Working with Bragg was a natural fit from the moment he asked the band to make a playlist of music that influenced them. “He started it really methodically, and I really liked that,” says Schamroth. “Even before we went into the studio together, he had a strong idea of what we were and our identity, even down to a guitar sound on a track.”
Recording reel-to-reel, Bragg gave the music a very vintage feel. “It just kept it old school as much as possible,” says Schamroth of the producer’s more experimentative techniques. “He’d go into the spirit of it all, and I think that really comes across.”
On Dreaming The Impossible many of the songs were already written in advance by Schamroth, the band’s main songwriter, who also released his solo album prior to The Loft Club. “A lot of the songs I wrote years ago, and just kind of had them in my pocket,” says Schamroth. “They’re kind of a collection of songs from different times.”

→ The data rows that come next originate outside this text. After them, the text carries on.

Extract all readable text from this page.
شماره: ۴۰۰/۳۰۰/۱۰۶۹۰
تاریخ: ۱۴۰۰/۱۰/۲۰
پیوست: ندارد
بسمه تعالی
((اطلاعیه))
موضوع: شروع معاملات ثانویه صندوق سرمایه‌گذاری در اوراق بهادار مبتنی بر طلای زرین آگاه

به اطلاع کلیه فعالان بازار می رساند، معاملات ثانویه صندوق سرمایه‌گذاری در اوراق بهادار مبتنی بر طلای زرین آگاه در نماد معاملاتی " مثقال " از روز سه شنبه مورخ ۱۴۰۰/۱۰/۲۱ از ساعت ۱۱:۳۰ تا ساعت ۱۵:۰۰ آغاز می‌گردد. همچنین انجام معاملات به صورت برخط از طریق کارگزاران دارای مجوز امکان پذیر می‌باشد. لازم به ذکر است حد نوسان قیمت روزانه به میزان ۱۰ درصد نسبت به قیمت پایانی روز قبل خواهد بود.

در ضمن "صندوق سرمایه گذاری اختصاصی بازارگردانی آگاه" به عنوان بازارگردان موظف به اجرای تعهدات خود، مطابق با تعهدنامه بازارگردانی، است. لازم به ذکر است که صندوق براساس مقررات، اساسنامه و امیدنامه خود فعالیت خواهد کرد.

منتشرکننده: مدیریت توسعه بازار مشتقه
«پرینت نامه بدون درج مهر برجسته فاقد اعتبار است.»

Love, an overriding theme on Dreaming The Impossible, is something Schamroth says he tends to write about often, but it’s unintentional for the most part. “I think that’s kind of my thing,” he says. “I do write about love. It’s just a subconscious thing. I think I write from an emotional place, and I always have. I have to trick myself into writing in a different way.”
Sometimes cleaning does the trick. “I can write anytime really,” says Schamroth. “I think it’s just about having the right environment. If I’ve cleaned the room, and I’ve done the Hoover-ing, then that’s normally a really good time for me to write some, because I feel like everything’s in order. “I’ve got my techniques, but there’s no tried and tested formula.”

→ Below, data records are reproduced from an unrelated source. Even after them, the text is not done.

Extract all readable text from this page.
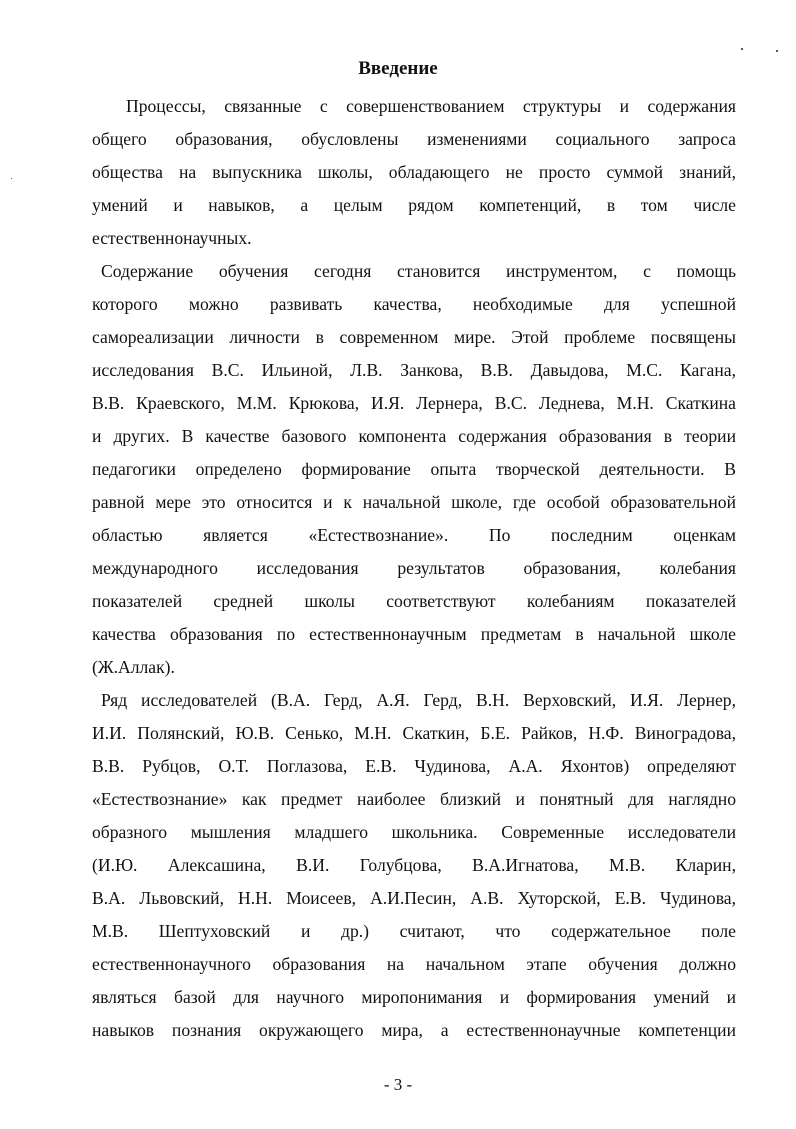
Введение
Процессы, связанные с совершенствованием структуры и содержания
общего образования, обусловлены изменениями социального запроса
общества на выпускника школы, обладающего не просто суммой знаний,
умений и навыков, а целым рядом компетенций, в том числе
естественнонаучных.
Содержание обучения сегодня становится инструментом, с помощь
которого можно развивать качества, необходимые для успешной
самореализации личности в современном мире. Этой проблеме посвящены
исследования В.С. Ильиной, Л.В. Занкова, В.В. Давыдова, М.С. Кагана,
В.В. Краевского, М.М. Крюкова, И.Я. Лернера, В.С. Леднева, М.Н. Скаткина
и других. В качестве базового компонента содержания образования в теории
педагогики определено формирование опыта творческой деятельности. В
равной мере это относится и к начальной школе, где особой образовательной
областью является «Естествознание». По последним оценкам
международного исследования результатов образования, колебания
показателей средней школы соответствуют колебаниям показателей
качества образования по естественнонаучным предметам в начальной школе
(Ж.Аллак).
Ряд исследователей (В.А. Герд, А.Я. Герд, В.Н. Верховский, И.Я. Лернер,
И.И. Полянский, Ю.В. Сенько, М.Н. Скаткин, Б.Е. Райков, Н.Ф. Виноградова,
В.В. Рубцов, О.Т. Поглазова, Е.В. Чудинова, А.А. Яхонтов) определяют
«Естествознание» как предмет наиболее близкий и понятный для наглядно
образного мышления младшего школьника. Современные исследователи
(И.Ю. Алексашина, В.И. Голубцова, В.А.Игнатова, М.В. Кларин,
В.А. Львовский, Н.Н. Моисеев, А.И.Песин, А.В. Хуторской, Е.В. Чудинова,
М.В. Шептуховский и др.) считают, что содержательное поле
естественнонаучного образования на начальном этапе обучения должно
являться базой для научного миропонимания и формирования умений и
навыков познания окружающего мира, а естественнонаучные компетенции
- 3 -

In many ways, Schamroth says he’s old fashioned when it comes to songwriting. It’s simple. He likes a catchy song with a proper chorus. What he doesn’t get are the multiple co-writers on a song. “It’s just not for me,” he says “If an album comes out and there were 10 song credits on at song, did they all write a word each? When there are loads of writers, it dilutes the song. It’s like 10 people cooking a roast dinner. It’s going to end up being burned.”

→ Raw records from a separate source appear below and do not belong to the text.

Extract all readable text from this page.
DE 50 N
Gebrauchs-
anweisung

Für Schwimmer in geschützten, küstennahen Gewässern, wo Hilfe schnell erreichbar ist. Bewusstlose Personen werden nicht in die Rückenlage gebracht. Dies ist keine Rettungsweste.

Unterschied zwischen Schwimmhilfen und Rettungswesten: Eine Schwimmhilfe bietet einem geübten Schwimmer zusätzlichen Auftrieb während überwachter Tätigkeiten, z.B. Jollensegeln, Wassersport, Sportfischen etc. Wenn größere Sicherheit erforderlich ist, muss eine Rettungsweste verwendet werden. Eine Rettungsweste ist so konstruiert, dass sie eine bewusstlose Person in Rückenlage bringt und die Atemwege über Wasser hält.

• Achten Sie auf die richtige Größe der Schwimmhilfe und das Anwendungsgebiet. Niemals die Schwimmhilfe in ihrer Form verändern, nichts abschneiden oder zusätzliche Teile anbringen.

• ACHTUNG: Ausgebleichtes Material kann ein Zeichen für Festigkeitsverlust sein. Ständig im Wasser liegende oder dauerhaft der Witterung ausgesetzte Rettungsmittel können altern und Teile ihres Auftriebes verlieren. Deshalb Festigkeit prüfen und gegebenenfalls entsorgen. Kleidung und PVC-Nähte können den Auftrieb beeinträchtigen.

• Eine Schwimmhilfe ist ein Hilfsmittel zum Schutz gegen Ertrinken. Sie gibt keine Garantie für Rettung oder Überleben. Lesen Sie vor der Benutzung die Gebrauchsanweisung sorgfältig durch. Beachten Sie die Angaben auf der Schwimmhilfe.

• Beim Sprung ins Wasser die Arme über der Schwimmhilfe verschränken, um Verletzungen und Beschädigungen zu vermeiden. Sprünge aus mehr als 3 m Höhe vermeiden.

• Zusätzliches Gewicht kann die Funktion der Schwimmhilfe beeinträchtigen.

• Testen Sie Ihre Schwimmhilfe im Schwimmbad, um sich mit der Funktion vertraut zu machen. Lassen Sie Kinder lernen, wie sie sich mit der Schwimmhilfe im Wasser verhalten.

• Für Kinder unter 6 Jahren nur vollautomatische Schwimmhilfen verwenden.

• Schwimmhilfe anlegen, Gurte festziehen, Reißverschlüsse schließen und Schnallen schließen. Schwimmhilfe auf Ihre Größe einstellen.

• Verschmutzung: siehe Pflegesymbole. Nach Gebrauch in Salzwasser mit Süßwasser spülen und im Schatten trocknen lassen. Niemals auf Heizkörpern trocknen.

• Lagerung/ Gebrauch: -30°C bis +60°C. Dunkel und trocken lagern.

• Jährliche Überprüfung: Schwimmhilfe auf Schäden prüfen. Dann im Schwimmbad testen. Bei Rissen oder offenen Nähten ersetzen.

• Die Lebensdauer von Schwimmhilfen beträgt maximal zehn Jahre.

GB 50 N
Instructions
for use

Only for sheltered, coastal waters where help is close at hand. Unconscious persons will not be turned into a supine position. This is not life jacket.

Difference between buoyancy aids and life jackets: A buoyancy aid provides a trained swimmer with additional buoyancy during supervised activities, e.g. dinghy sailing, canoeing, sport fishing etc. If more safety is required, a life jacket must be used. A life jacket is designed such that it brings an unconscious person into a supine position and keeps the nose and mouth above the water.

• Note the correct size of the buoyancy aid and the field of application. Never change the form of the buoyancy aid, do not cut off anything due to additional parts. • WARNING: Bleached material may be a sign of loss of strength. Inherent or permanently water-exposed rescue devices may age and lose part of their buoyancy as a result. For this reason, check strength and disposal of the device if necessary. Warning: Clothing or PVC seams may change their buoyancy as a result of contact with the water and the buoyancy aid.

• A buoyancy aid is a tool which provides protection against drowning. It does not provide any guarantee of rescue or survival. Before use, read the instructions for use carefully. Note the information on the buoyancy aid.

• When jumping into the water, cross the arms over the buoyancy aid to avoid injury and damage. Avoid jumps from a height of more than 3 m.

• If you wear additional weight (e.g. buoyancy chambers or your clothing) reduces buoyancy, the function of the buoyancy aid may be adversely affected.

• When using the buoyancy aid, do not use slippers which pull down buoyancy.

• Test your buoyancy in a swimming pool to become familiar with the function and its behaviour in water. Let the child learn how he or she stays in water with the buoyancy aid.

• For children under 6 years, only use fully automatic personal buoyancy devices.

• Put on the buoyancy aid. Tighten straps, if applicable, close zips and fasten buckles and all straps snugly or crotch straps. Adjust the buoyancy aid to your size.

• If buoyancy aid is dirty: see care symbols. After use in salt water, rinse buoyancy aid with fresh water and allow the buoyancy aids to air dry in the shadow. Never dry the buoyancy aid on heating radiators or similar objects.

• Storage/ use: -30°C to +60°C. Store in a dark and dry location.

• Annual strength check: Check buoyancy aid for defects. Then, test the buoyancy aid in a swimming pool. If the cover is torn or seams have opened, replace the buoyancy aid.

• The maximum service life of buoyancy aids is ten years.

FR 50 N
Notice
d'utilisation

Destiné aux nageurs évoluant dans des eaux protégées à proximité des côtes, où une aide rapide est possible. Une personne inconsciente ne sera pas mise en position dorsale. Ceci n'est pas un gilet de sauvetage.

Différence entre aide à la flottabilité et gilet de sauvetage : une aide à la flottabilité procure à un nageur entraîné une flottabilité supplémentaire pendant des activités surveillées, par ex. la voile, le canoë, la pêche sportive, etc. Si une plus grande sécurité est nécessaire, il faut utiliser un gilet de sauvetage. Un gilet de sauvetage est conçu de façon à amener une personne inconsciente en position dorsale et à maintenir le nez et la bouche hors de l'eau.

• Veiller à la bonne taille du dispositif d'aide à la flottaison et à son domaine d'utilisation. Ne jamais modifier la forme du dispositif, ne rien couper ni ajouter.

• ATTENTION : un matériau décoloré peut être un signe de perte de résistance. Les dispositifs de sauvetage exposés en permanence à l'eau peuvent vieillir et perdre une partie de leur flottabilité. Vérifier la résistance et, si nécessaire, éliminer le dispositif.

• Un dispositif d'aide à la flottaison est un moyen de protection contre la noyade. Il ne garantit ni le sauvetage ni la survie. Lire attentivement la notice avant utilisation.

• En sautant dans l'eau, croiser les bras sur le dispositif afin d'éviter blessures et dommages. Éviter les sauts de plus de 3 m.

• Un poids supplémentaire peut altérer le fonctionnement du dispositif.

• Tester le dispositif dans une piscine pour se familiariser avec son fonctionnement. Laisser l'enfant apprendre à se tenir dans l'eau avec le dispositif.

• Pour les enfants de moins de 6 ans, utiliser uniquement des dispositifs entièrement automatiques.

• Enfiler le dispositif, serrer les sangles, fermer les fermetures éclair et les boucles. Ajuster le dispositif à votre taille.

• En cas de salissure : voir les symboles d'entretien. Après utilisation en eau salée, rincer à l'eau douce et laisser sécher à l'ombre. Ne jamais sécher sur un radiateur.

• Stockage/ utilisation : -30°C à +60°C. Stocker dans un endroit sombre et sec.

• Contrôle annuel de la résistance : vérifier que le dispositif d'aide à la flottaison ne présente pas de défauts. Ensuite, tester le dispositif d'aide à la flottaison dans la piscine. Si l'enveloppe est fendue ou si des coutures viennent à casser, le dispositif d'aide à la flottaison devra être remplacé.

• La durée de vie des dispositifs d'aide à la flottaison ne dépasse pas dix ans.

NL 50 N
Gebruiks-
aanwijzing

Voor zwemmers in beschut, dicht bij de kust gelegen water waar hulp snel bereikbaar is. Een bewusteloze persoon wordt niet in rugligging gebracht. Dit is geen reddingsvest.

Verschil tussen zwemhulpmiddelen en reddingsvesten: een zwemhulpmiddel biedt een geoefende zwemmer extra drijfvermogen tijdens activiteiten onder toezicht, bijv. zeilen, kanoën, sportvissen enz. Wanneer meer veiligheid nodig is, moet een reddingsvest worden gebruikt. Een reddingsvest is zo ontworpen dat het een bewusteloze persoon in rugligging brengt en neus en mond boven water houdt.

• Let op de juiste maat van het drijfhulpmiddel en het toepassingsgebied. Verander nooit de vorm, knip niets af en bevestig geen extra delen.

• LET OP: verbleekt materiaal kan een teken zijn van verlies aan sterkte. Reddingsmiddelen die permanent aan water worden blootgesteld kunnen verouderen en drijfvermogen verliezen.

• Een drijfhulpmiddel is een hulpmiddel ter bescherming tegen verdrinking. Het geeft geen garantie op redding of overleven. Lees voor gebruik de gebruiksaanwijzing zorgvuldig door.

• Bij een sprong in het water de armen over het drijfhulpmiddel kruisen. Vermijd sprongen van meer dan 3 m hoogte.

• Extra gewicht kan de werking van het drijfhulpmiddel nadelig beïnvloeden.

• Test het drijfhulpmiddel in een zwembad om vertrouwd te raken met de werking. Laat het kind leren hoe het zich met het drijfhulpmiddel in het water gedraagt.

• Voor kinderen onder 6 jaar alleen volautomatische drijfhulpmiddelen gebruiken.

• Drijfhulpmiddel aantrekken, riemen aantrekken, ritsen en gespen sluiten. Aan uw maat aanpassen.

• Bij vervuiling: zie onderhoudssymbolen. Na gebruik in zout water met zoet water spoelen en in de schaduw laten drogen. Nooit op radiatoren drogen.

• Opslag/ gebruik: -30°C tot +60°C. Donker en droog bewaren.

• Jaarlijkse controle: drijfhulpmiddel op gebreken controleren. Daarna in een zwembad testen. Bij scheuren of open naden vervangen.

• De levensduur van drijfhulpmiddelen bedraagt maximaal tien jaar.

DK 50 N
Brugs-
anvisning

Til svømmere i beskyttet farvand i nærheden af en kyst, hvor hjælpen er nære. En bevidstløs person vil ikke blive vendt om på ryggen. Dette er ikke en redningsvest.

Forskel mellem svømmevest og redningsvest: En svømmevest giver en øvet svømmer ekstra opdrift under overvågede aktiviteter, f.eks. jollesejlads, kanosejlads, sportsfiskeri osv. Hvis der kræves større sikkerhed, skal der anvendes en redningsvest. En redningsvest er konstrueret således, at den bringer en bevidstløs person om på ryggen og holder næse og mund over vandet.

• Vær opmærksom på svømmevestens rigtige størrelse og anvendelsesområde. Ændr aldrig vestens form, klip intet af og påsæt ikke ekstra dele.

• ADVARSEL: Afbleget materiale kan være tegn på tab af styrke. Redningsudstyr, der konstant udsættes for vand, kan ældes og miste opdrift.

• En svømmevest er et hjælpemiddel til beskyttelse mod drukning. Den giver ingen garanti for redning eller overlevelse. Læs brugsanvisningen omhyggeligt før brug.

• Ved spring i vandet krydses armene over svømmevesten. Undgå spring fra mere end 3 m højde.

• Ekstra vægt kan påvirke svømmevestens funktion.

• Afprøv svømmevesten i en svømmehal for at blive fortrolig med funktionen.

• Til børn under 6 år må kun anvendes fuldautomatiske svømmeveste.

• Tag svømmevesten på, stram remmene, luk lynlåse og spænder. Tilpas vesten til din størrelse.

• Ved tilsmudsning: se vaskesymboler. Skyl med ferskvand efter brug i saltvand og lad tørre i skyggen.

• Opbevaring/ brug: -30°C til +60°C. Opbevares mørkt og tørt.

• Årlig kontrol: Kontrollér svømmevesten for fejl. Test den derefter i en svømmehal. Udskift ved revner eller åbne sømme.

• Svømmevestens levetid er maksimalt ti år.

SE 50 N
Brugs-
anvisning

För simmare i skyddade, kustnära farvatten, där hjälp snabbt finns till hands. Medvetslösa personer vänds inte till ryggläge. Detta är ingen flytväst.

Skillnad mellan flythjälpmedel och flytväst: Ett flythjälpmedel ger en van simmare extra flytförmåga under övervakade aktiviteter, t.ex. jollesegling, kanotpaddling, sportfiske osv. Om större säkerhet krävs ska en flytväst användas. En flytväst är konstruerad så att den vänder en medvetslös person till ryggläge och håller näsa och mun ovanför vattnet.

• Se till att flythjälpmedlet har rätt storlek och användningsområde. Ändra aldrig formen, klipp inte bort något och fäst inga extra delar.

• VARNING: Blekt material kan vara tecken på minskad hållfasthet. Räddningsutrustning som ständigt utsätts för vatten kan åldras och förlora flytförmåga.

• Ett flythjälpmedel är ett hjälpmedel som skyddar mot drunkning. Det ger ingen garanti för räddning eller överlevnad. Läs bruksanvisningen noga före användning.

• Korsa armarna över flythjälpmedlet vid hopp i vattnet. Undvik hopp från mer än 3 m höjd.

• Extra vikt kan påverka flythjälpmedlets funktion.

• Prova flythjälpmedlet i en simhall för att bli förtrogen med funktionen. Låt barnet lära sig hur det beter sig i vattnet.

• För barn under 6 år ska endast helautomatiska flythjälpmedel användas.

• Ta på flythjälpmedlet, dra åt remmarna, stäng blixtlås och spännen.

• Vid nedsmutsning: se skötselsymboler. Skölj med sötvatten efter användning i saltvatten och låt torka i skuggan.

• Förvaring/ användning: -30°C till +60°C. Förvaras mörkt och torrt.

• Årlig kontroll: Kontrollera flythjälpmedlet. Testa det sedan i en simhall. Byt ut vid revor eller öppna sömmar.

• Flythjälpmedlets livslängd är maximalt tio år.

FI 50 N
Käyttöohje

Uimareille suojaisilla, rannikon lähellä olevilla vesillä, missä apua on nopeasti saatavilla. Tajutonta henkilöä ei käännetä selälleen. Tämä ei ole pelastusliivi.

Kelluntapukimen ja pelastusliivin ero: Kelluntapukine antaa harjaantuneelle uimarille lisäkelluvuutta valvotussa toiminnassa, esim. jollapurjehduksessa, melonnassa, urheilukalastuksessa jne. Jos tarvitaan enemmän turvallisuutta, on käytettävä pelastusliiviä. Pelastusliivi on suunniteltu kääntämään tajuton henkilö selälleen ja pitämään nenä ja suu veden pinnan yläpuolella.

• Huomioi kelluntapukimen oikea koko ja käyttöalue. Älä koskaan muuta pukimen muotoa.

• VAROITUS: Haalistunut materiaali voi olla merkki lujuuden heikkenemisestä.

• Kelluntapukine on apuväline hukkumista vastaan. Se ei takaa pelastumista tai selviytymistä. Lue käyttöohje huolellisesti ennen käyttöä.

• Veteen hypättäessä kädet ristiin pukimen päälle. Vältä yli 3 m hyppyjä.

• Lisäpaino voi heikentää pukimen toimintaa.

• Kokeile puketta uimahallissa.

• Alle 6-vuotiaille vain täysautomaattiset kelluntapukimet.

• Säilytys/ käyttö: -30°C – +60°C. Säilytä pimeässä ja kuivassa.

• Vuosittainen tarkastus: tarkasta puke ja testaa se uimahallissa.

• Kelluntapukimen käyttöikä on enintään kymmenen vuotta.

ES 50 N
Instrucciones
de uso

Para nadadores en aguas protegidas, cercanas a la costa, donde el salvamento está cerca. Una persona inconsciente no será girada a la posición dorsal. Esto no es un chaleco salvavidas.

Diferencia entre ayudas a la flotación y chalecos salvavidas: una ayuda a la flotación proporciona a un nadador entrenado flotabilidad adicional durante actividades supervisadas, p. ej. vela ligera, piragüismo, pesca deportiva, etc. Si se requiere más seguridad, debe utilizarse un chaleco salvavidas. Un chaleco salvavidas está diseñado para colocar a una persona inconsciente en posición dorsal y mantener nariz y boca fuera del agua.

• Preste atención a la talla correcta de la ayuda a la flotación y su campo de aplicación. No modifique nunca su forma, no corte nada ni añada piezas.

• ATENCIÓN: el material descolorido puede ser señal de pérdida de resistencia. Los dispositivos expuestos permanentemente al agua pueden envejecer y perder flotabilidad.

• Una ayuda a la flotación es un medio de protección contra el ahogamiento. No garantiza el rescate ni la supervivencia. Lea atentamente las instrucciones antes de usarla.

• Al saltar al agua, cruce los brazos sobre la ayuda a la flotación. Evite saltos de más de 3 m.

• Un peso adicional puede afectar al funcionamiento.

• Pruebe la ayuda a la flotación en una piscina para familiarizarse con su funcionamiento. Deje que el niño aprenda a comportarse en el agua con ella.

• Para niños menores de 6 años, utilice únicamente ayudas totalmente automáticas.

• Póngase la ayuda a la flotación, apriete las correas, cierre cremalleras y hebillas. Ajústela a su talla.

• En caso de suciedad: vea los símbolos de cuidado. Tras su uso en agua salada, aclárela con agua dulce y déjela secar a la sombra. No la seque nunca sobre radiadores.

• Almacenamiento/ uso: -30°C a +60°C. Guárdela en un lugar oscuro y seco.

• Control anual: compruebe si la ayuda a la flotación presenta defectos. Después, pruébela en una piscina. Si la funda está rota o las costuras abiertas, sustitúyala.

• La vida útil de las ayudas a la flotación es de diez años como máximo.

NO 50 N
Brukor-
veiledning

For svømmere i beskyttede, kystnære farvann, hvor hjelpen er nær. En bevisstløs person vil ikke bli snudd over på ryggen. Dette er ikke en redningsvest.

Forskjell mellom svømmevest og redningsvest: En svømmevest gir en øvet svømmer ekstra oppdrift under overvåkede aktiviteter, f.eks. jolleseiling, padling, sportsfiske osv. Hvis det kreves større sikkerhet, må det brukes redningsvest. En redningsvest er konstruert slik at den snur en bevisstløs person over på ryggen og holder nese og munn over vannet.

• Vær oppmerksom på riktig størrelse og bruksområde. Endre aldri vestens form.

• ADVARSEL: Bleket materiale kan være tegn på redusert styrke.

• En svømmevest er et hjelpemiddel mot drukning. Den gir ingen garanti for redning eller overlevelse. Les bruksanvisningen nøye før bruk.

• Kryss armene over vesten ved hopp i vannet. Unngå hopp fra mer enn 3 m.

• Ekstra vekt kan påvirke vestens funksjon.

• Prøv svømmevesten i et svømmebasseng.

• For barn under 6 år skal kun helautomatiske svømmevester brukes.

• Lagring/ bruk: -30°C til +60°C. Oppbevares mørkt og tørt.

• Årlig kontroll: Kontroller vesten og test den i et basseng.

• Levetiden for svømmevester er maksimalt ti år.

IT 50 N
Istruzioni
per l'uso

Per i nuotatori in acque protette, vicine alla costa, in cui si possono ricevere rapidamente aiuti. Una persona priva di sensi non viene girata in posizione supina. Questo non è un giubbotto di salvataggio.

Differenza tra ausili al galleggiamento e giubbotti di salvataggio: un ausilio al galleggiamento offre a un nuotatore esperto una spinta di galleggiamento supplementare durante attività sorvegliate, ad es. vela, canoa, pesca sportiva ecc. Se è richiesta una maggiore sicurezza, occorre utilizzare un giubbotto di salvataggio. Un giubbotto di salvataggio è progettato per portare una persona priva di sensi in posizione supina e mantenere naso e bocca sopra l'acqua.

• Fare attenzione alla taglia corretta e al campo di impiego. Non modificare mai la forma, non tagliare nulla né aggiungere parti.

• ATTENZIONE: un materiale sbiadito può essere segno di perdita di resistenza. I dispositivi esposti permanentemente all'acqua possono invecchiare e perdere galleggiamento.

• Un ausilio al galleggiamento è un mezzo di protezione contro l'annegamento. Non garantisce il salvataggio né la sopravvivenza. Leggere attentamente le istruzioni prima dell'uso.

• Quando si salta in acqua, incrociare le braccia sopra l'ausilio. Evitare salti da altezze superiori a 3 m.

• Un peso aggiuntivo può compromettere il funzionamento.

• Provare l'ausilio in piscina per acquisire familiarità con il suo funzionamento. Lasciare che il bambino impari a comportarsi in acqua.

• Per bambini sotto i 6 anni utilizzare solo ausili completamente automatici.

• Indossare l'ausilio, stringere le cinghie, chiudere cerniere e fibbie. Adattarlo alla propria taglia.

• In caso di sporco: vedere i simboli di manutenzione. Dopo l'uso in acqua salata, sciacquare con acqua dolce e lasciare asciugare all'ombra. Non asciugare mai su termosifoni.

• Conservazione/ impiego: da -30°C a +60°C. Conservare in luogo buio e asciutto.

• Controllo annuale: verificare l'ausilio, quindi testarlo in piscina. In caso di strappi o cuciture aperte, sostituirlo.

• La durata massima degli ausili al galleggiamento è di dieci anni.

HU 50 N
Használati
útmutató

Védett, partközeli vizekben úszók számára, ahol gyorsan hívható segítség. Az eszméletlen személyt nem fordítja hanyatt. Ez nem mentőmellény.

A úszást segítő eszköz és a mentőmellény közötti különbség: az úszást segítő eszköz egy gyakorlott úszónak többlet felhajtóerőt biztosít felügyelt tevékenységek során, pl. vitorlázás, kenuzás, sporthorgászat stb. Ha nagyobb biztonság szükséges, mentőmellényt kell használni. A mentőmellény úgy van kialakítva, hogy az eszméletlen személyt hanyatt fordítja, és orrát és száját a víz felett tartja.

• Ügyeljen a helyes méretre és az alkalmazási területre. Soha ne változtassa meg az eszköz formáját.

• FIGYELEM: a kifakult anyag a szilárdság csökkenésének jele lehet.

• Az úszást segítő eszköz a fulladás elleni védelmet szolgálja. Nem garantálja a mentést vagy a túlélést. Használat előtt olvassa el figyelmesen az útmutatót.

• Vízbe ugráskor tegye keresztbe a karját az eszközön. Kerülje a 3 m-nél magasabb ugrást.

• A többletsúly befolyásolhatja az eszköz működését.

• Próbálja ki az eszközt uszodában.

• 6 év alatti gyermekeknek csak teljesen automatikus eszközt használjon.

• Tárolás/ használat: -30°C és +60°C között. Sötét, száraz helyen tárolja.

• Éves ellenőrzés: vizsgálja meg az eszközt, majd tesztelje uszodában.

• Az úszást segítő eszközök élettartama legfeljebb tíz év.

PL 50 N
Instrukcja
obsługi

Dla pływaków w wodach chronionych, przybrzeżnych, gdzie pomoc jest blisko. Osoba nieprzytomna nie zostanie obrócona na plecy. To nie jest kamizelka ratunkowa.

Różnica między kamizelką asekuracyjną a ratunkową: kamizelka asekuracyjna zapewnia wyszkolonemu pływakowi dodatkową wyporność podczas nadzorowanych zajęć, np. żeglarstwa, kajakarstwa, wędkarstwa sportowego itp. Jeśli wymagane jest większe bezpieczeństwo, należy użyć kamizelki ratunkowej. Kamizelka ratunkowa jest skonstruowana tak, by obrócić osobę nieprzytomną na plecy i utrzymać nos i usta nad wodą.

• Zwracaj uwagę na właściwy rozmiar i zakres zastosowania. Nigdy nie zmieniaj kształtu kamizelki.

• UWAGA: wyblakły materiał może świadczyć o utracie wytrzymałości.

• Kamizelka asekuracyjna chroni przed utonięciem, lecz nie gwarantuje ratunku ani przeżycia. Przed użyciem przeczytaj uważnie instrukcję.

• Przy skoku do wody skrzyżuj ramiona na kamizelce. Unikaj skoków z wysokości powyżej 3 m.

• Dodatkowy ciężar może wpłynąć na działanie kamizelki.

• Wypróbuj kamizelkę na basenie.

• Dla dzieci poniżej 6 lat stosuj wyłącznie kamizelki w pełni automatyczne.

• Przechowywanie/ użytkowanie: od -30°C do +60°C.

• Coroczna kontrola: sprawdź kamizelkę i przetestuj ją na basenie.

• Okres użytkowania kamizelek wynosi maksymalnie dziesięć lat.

He cites Elton John working and his lyrical collaborations with artists like Bernie Taubin. “I admire those kind of partnerships, because it still has a magic to it,” he says. “For me that’s what it’s about, just keeping the magic.”
In the end, The Loft Club just want to put out something they’re proud of. “Our music has a warmth to it—sonically and emotionally,” says Whyte. “We all need to pay attention to what’s happening in the wider world right now, but it can be exhausting and painful, and I hope this collection of songs can bring some lighter air into the soul, a crack of sunshine through the clouds, because we all need that too.”
Whyte continues, “We have a great mutual love and respect within the band, and I hope that that positivity emanates through the music in some way.”
At the moment, they’re still Dreaming The Impossible.
“It’s about making music sound authentic, in a way that as music lovers we would like to hear an album,” says Schamroth, who already has more songs for a second record. “We just want to get the record out in front of as many people as we can and hope it translates well.”